Aria ouvrit péniblement les yeux. La pénombre de son dortoir vide lui indiqua que soit le soleil ne s'était pas encore levé, soit le temps à l'extérieur était extrêmement maussade. Mais elle comptait rarement sur la luminosité de la pièce pour deviner le temps ou l'heure de la journée : son dortoir se situant sous le Lac Noir, les fenêtres étaient généralement très sombres, même si les jours de grand soleil l'eau verdâtre lui laissait parfois entrevoir une tentacule du calamar géant, ou des strangulots nageant avec paresse. Elle s'assit dans son lit, et prit le temps de s'étirer. Elle était d'excellente humeur.
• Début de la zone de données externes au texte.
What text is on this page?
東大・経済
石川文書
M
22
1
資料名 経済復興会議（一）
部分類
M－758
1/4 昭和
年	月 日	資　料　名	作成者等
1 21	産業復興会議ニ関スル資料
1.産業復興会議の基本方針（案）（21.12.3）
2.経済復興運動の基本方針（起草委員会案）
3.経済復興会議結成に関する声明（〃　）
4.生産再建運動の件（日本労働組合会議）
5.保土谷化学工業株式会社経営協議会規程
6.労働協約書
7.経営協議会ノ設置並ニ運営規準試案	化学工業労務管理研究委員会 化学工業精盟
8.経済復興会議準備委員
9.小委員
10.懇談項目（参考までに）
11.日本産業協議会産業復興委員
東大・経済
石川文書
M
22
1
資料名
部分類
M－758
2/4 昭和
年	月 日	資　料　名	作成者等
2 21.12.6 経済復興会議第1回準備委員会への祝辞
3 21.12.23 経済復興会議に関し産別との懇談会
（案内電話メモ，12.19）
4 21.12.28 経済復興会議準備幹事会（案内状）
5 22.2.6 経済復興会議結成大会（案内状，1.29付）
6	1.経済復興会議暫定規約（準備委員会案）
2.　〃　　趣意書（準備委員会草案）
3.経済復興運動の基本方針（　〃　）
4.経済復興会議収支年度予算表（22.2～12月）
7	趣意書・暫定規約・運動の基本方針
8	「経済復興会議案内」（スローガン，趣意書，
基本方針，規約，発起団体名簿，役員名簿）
C'était la première fois qu'elle dormait seule dans son dortoir; ses trois camarades de chambre étant toutes rentrées chez elles pour les vacances. Peu de Serpentards étaient restés au château : quelques septième années dont deux filles qui dormaient dans le dortoir en face du sien et quelques autres garçons, et très peu d'élèves des années inférieures. Aria supposait que ceux de son âge avaient voulu profiter au maximum de Poudlard pour leur dernière année. Profitant d'être en vacances et de ne pas avoir à porter d'uniforme, Aria s'habilla avec ce qui lui passait sous la main, un pull indigo qui portait un écusson aux armoiries des Justice, et une jupe noire avec d'épais collants de laine. Elle portait exclusivement des robes ou des jupes, fidèle aux traditions sorcières, et se demanda si elle oserait un jour porter un pantalon. Si jamais cela lui arrivait, il ne fallait surtout pas que ce fut en présence de ses grands-parents Justice. Elle esquissa un sourire en imaginant sa grand-mère paternelle piquer une crise devant un jean moldu.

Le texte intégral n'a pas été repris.